Le législateur québécois a également prévu une responsabilité civile pour l’administrateur ou le dirigeant d’une personne morale qui serait en défaut de payer une somme due au ministre comme :
- Une sanction administrative; et;
- Une somme dépensée par le ministre pour exécuter des travaux de décontamination aux frais d’une personne ou d’une entité responsable.
Ainsi, l’administrateur et le dirigeant sont solidairement tenus, avec les autres administrateurs et dirigeants de la personne morale et la personne morale elle-même, au paiement du montant dû à moins qu’ils n’établissent avoir fait preuve de prudence et de diligence pour prévenir le manquement qui a donné lieu à cette dette d’argent.
Le législateur québécois a fait preuve d’imagination en établissant aussi une responsabilité administrative pour les administrateurs et dirigeants d’entreprises. En effet, le comportement « fautif » de l’un de ces acteurs peut permettre au ministre de prendre une décision administrative à l’égard de la personne morale telle :
- Un refus de délivrer, modifier ou renouveler une autorisation;
- L’imposition d’une modification; ou
- La suspension ou la révocation d’une autorisation et une opposition à la cession d’une autorisation à une nouvelle entité ou personne.
Les comportements présumés « fautifs » d’un administrateur ou d’un dirigeant peuvent être par exemple :
- La production d’une fausse déclaration ou d’un faux renseignement;
- La commission d’une infraction environnementale au cours des deux dernières années;
- La commission d’un acte criminel au cours des cinq dernières années; et
- Le non-respect d’une loi ou d’un règlement.
Si le ministre décide de prendre une des décisions administratives décrites ci-dessus, il doit donner un préavis de 15 jours avant de permettre la présentation « d’observations » par la personne visée. Il y a aussi un recours possible devant le Tribunal administratif du Québec.
En droit ontarien
Le législateur ontarien a, pour sa part, pris une approche différente en établissant, à l’article 194(1) de Loi sur la protection de l’environnement de l’Ontario, un devoir statutaire pour tout administrateur ou dirigeant d’exercer « toute la prudence raisonnable afin d’empêcher la personne morale de faire ce qui suit : », et le législateur énumère toute une série d’infractions possibles à la loi.

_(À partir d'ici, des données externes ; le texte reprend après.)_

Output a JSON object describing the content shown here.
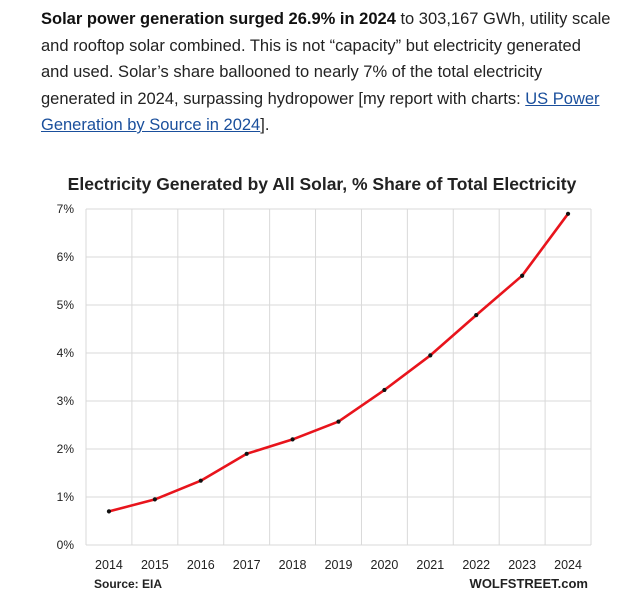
{
  "article": {
    "bold_lead": "Solar power generation surged 26.9% in 2024",
    "text_1": " to 303,167 GWh, utility scale and rooftop solar combined. This is not “capacity” but electricity generated and used. Solar’s share ballooned to nearly 7% of the total electricity generated in 2024, surpassing hydropower [my report with charts: ",
    "link_text": "US Power Generation by Source in 2024",
    "text_2": "]."
  },
  "chart_data": {
    "type": "line",
    "title": "Electricity Generated by All Solar, % Share of Total Electricity",
    "xlabel": "",
    "ylabel": "",
    "categories": [
      "2014",
      "2015",
      "2016",
      "2017",
      "2018",
      "2019",
      "2020",
      "2021",
      "2022",
      "2023",
      "2024"
    ],
    "series": [
      {
        "values": [
          0.7,
          0.95,
          1.34,
          1.9,
          2.2,
          2.57,
          3.23,
          3.95,
          4.79,
          5.61,
          6.9
        ]
      }
    ],
    "ylim": [
      0,
      7
    ],
    "y_ticks": [
      "0%",
      "1%",
      "2%",
      "3%",
      "4%",
      "5%",
      "6%",
      "7%"
    ],
    "grid": true,
    "line_color": "#e8141c",
    "source": "Source: EIA",
    "watermark": "WOLFSTREET.com"
  }
}
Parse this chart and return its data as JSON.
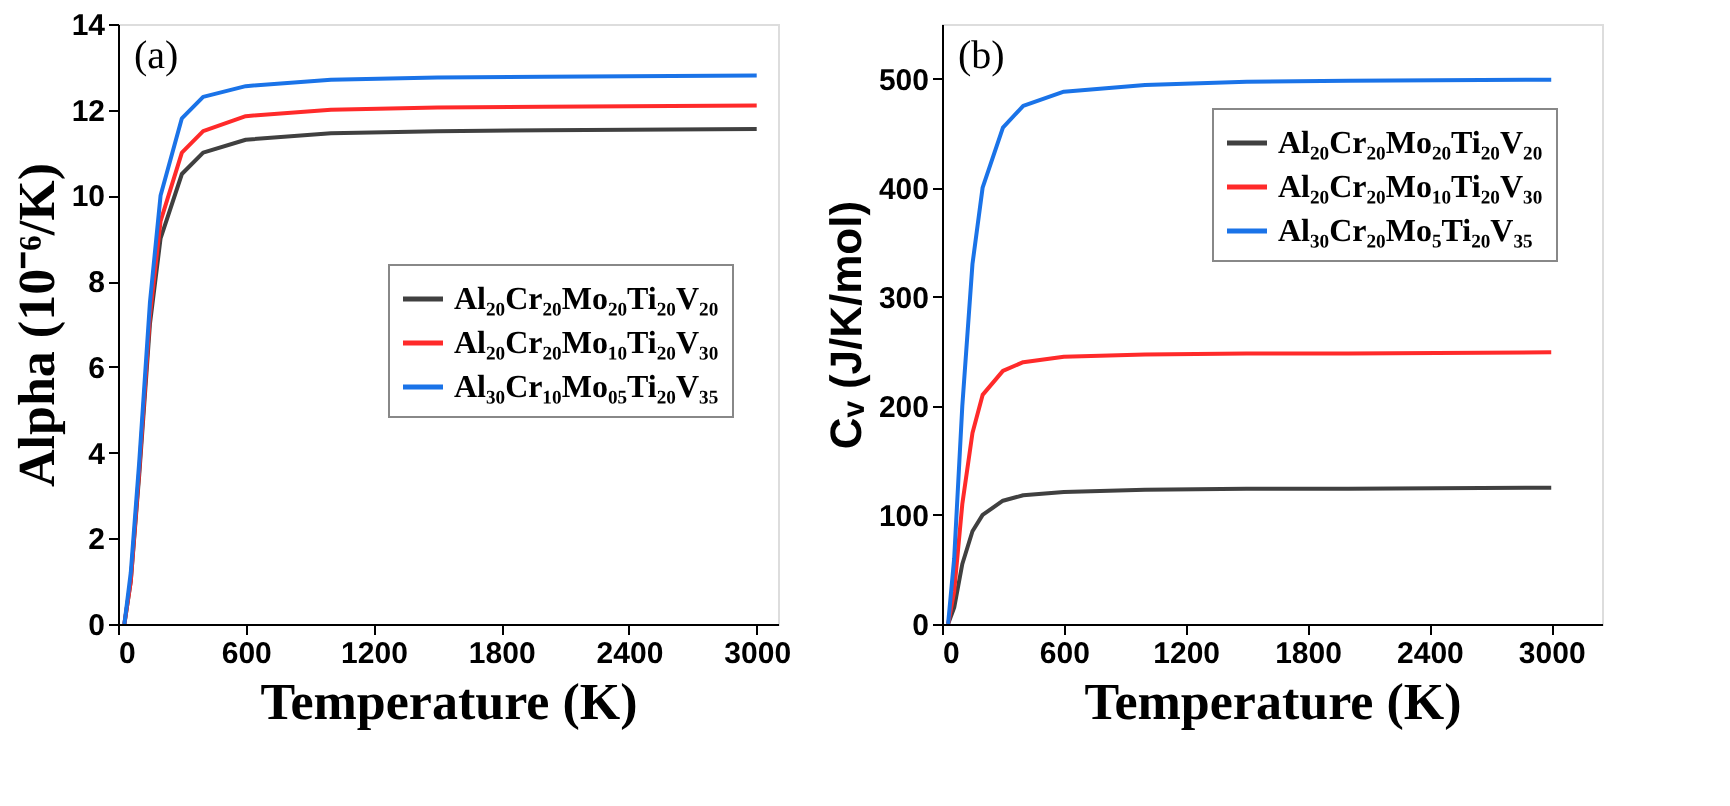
{
  "chart_data": [
    {
      "type": "line",
      "xlabel": "Temperature (K)",
      "ylabel": "Alpha (10⁻⁶/K)",
      "annotations": [
        "(a)"
      ],
      "x": [
        30,
        60,
        100,
        150,
        200,
        300,
        400,
        600,
        1000,
        1500,
        2000,
        3000
      ],
      "xlim": [
        0,
        3100
      ],
      "xticks": [
        0,
        600,
        1200,
        1800,
        2400,
        3000
      ],
      "ylim": [
        0,
        14
      ],
      "yticks": [
        0,
        2,
        4,
        6,
        8,
        10,
        12,
        14
      ],
      "legend": "right",
      "grid": false,
      "marker": "none",
      "line_style": "solid",
      "series": [
        {
          "name": "Al₂₀Cr₂₀Mo₂₀Ti₂₀V₂₀",
          "color": "#404040",
          "values": [
            0,
            1.0,
            3.5,
            7.0,
            9.0,
            10.5,
            11.0,
            11.3,
            11.45,
            11.5,
            11.52,
            11.55
          ]
        },
        {
          "name": "Al₂₀Cr₂₀Mo₁₀Ti₂₀V₃₀",
          "color": "#ff2a2a",
          "values": [
            0,
            1.0,
            3.6,
            7.2,
            9.4,
            11.0,
            11.5,
            11.85,
            12.0,
            12.05,
            12.07,
            12.1
          ]
        },
        {
          "name": "Al₃₀Cr₁₀Mo₀₅Ti₂₀V₃₅",
          "color": "#1a73e8",
          "values": [
            0,
            1.2,
            3.8,
            7.5,
            10.0,
            11.8,
            12.3,
            12.55,
            12.7,
            12.75,
            12.77,
            12.8
          ]
        }
      ]
    },
    {
      "type": "line",
      "xlabel": "Temperature (K)",
      "ylabel": "Cᵥ (J/K/mol)",
      "annotations": [
        "(b)"
      ],
      "x": [
        30,
        60,
        100,
        150,
        200,
        300,
        400,
        600,
        1000,
        1500,
        2000,
        3000
      ],
      "xlim": [
        0,
        3250
      ],
      "xticks": [
        0,
        600,
        1200,
        1800,
        2400,
        3000
      ],
      "ylim": [
        0,
        550
      ],
      "yticks": [
        0,
        100,
        200,
        300,
        400,
        500
      ],
      "legend": "top right",
      "grid": false,
      "marker": "none",
      "line_style": "solid",
      "series": [
        {
          "name": "Al₂₀Cr₂₀Mo₂₀Ti₂₀V₂₀",
          "color": "#404040",
          "values": [
            0,
            15,
            55,
            85,
            100,
            113,
            118,
            121,
            123,
            124,
            124,
            125
          ]
        },
        {
          "name": "Al₂₀Cr₂₀Mo₁₀Ti₂₀V₃₀",
          "color": "#ff2a2a",
          "values": [
            0,
            30,
            110,
            175,
            210,
            232,
            240,
            245,
            247,
            248,
            248,
            249
          ]
        },
        {
          "name": "Al₃₀Cr₂₀Mo₅Ti₂₀V₃₅",
          "color": "#1a73e8",
          "values": [
            0,
            60,
            200,
            330,
            400,
            455,
            475,
            488,
            494,
            497,
            498,
            499
          ]
        }
      ]
    }
  ]
}
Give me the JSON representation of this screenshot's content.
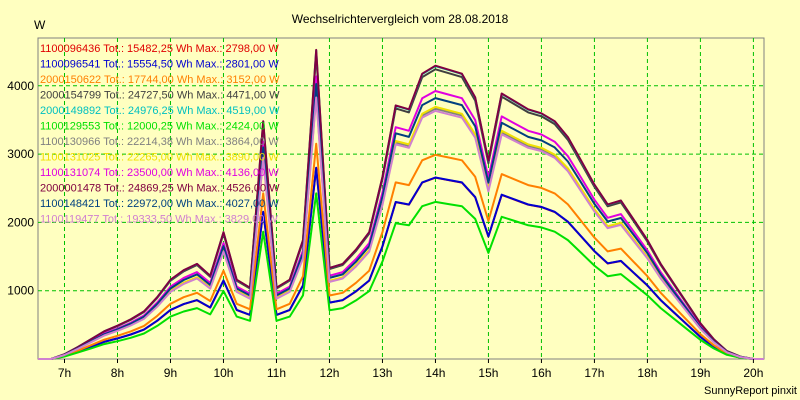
{
  "chart_data": {
    "type": "line",
    "title": "Wechselrichtervergleich vom 28.08.2018",
    "ylabel": "W",
    "xlabel": "",
    "footer": "SunnyReport pinxit",
    "xlim": [
      6.5,
      20.2
    ],
    "ylim": [
      0,
      4700
    ],
    "grid": true,
    "legend_placement": "top-left",
    "x_ticks": [
      {
        "v": 7,
        "label": "7h"
      },
      {
        "v": 8,
        "label": "8h"
      },
      {
        "v": 9,
        "label": "9h"
      },
      {
        "v": 10,
        "label": "10h"
      },
      {
        "v": 11,
        "label": "11h"
      },
      {
        "v": 12,
        "label": "12h"
      },
      {
        "v": 13,
        "label": "13h"
      },
      {
        "v": 14,
        "label": "14h"
      },
      {
        "v": 15,
        "label": "15h"
      },
      {
        "v": 16,
        "label": "16h"
      },
      {
        "v": 17,
        "label": "17h"
      },
      {
        "v": 18,
        "label": "18h"
      },
      {
        "v": 19,
        "label": "19h"
      },
      {
        "v": 20,
        "label": "20h"
      }
    ],
    "y_ticks": [
      {
        "v": 1000,
        "label": "1000"
      },
      {
        "v": 2000,
        "label": "2000"
      },
      {
        "v": 3000,
        "label": "3000"
      },
      {
        "v": 4000,
        "label": "4000"
      }
    ],
    "x": [
      6.5,
      6.75,
      7.0,
      7.25,
      7.5,
      7.75,
      8.0,
      8.25,
      8.5,
      8.75,
      9.0,
      9.25,
      9.5,
      9.75,
      10.0,
      10.25,
      10.5,
      10.75,
      11.0,
      11.25,
      11.5,
      11.75,
      12.0,
      12.25,
      12.5,
      12.75,
      13.0,
      13.25,
      13.5,
      13.75,
      14.0,
      14.25,
      14.5,
      14.75,
      15.0,
      15.25,
      15.5,
      15.75,
      16.0,
      16.25,
      16.5,
      16.75,
      17.0,
      17.25,
      17.5,
      17.75,
      18.0,
      18.25,
      18.5,
      18.75,
      19.0,
      19.25,
      19.5,
      19.75,
      20.0,
      20.2
    ],
    "base": [
      0,
      0,
      60,
      150,
      250,
      350,
      420,
      500,
      600,
      780,
      1000,
      1120,
      1200,
      1050,
      1600,
      1000,
      900,
      3000,
      900,
      1000,
      1500,
      3900,
      1150,
      1200,
      1380,
      1600,
      2300,
      3200,
      3150,
      3600,
      3700,
      3650,
      3600,
      3300,
      2500,
      3350,
      3250,
      3150,
      3100,
      3000,
      2800,
      2500,
      2200,
      1950,
      2000,
      1750,
      1500,
      1200,
      950,
      700,
      450,
      250,
      100,
      30,
      0,
      0
    ],
    "series": [
      {
        "name": "1100096436",
        "label": "1100096436 Tot.: 15482,25 Wh Max.: 2798,00 W",
        "color": "#e00000",
        "max": 2798
      },
      {
        "name": "1100096541",
        "label": "1100096541 Tot.: 15554,50 Wh Max.: 2801,00 W",
        "color": "#0000d0",
        "max": 2801
      },
      {
        "name": "2000150622",
        "label": "2000150622 Tot.: 17744,00 Wh Max.: 3152,00 W",
        "color": "#ff8000",
        "max": 3152
      },
      {
        "name": "2000154799",
        "label": "2000154799 Tot.: 24727,50 Wh Max.: 4471,00 W",
        "color": "#404040",
        "max": 4471
      },
      {
        "name": "2000149892",
        "label": "2000149892 Tot.: 24976,25 Wh Max.: 4519,00 W",
        "color": "#00c0c0",
        "max": 4519
      },
      {
        "name": "1100129553",
        "label": "1100129553 Tot.: 12000,25 Wh Max.: 2424,00 W",
        "color": "#00e000",
        "max": 2424
      },
      {
        "name": "1100130966",
        "label": "1100130966 Tot.: 22214,38 Wh Max.: 3864,00 W",
        "color": "#808080",
        "max": 3864
      },
      {
        "name": "1100131025",
        "label": "1100131025 Tot.: 22265,00 Wh Max.: 3890,00 W",
        "color": "#f0e000",
        "max": 3890
      },
      {
        "name": "1100131074",
        "label": "1100131074 Tot.: 23500,00 Wh Max.: 4136,00 W",
        "color": "#e000e0",
        "max": 4136
      },
      {
        "name": "2000001478",
        "label": "2000001478 Tot.: 24869,25 Wh Max.: 4526,00 W",
        "color": "#800040",
        "max": 4526
      },
      {
        "name": "1100148421",
        "label": "1100148421 Tot.: 22972,00 Wh Max.: 4027,00 W",
        "color": "#004080",
        "max": 4027
      },
      {
        "name": "1100119477",
        "label": "1100119477 Tot.: 19333,50 Wh Max.: 3829,00 W",
        "color": "#d080d0",
        "max": 3829
      }
    ]
  }
}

Tout administrateur ou dirigeant qui omet de s’acquitter de son devoir statutaire peut être poursuivi devant un tribunal de juridiction pénale. Pour se défendre, il lui incombe de prouver qu’il s’est acquitté de ses devoirs relativement à toute contravention commise par la personne morale dont il est l’administrateur ou le dirigeant.
Qu’en est-il du droit fédéral?
En droit fédéral, l’administrateur ou le dirigeant est régi par un régime de responsabilité pénale que l’on pourrait qualifier de « régime de première génération », puisqu’il a été établi en 1991 dans la Loi sur les pêches.
Ce dernier prévoit que l’administrateur, le dirigeant ou le mandataire qui a ordonné, autorisé, consenti ou participé à la commission d’une infraction est considéré comme un « coauteur » de celle-ci et encourt, sur déclaration de culpabilité, l’une des peines prévues par la loi.
Le législateur fédéral a codifié la défense de diligence raisonnable qui permet à l’administrateur ou au dirigeant d’échapper à une déclaration de culpabilité s’il établit qu’il a pris les mesures nécessaires pour empêcher la commission de l’infraction ou qu’il croyait raisonnablement et en toute honnêteté à l’existence de faits qui, avérés, l’innocenteraient.
Le législateur fédéral a inscrit, en 2005, dans la Loi canadienne sur la protection de l’environnement, une obligation de « diligence voulue » qui soumet l’administrateur et le dirigeant d’une entreprise à un devoir positif de faire en sorte que la personne morale se conforme à la loi et aux règlements.
La loi prévoit que celui qui a exercé toute la « diligence voulue » pour empêcher la commission d’une infraction ne sera pas déclaré coupable de l’infraction. Le fardeau de cette démonstration incombe à l’administrateur ou au dirigeant poursuivi.